Distinguons d’abord deux types de relativités qui ont été traités lors de cette négociation. Tout d’abord, le Front commun demandait à ce que les catégories d’emploi mixtes (c’est-à-dire n’ayant pas de prédominance féminine ou masculine) soient enfin évaluées et rangées selon les mêmes critères objectifs mis en place lors de l’exercice de l’équité salariale. La Loi sur l’équité salariale étant muette à ce sujet, aucune obligation légale ne forçait le gouvernement à procéder à de tels travaux ni à octroyer les correctifs salariaux appropriés, comme ceux que nous avons négociés pour les enseignants de cégep, entre autres catégories d’emploi.

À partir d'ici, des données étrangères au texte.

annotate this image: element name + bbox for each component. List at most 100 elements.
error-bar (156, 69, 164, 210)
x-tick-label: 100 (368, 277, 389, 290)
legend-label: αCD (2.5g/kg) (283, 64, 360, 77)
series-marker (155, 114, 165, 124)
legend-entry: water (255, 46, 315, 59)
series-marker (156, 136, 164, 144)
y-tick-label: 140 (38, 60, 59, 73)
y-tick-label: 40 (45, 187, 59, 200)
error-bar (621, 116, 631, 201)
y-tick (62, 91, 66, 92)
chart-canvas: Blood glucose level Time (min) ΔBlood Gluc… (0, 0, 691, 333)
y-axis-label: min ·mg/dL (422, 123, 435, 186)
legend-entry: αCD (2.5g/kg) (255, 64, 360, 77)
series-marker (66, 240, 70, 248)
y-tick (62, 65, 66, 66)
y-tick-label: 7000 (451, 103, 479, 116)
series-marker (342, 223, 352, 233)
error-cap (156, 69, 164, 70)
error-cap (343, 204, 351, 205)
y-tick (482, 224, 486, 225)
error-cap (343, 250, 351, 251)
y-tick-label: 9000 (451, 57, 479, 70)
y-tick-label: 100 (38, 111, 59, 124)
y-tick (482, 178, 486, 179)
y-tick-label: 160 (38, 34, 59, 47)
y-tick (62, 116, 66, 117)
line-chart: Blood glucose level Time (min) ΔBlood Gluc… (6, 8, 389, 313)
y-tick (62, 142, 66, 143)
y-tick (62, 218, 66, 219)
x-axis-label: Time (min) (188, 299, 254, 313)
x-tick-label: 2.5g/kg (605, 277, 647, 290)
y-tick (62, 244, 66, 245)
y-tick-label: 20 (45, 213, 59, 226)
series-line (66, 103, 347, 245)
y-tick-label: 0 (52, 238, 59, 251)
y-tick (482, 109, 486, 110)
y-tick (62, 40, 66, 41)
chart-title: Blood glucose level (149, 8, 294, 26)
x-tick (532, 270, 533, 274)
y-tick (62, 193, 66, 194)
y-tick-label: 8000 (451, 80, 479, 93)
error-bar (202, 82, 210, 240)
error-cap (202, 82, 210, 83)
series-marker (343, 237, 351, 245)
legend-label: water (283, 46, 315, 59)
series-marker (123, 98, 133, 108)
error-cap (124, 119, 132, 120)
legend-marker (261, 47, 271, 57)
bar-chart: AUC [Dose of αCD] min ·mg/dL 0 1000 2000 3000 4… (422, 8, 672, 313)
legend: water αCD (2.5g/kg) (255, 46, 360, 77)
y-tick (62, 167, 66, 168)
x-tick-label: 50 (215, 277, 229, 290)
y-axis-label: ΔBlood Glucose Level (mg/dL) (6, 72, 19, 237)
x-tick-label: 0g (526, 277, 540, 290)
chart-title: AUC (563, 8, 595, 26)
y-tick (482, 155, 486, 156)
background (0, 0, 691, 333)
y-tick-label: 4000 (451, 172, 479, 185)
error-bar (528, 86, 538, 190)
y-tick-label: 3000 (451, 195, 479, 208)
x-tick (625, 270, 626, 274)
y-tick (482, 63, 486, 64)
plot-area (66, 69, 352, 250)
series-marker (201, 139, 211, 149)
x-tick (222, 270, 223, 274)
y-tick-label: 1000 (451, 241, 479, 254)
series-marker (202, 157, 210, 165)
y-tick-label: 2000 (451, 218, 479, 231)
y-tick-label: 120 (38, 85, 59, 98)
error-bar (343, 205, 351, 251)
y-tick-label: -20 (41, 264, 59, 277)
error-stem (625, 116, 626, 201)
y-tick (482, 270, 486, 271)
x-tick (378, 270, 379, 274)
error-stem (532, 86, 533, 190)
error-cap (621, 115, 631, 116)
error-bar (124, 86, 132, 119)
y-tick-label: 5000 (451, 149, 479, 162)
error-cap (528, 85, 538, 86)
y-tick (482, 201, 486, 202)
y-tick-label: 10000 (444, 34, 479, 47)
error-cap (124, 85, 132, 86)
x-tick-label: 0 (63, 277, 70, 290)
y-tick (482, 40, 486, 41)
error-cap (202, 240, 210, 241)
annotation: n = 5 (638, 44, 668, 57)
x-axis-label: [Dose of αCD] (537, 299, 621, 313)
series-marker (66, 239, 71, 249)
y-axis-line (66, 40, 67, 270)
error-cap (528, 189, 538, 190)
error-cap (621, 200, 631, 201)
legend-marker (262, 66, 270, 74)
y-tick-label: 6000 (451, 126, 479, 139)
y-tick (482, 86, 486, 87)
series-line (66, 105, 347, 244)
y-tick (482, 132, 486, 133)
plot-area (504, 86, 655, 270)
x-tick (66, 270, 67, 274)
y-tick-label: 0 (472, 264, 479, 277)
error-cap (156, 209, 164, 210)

De son côté, le Conseil du trésor souhaitait procéder à une révision complète de la structure salariale du secteur public, qui date des années 1960. Les organisations syndicales auraient pu faire l’autruche et ignorer le nombre d’incohérences et d’iniquités qui s’y sont installées au fil des années. Soyons clair : il n’est pas équitable que différents titres d’emploi d’un même rangement (donc, ayant une valeur équivalente) aient chacun leur propre échelle salariale, où le salaire d’entrée varie, le salaire au sommet de l’échelle diffère et que chacune comporte un nombre d’échelons différents, soit une progression salariale variable.

Après avoir posé ces conditions (notamment, que les augmentations des uns ne se fassent pas au détriment des autres, qu’il n’y ait pas de baisse de salaire pour personne et que cet exercice ne puisse disposer des augmentations salariales à négocier), le Front commun a accepté de procéder à ces travaux. Après avoir conclu une entente sur la base du principe « un rangement, une échelle », le Front commun a obtenu un rehaussement de la structure salariale de l’ordre de 2,5 %. En moyenne, les salariés du secteur public obtiendront une hausse salariale de 2,4 % en 2019. Aucun salarié ne subira de perte de salaire au terme de cet exercice, et ce, grâce à un gain obtenu par la négociation.

Encore une fois, le gouvernement n’avait aucune obligation légale d’effectuer ces travaux. Encore moins de rehausser la structure de 2,5 %.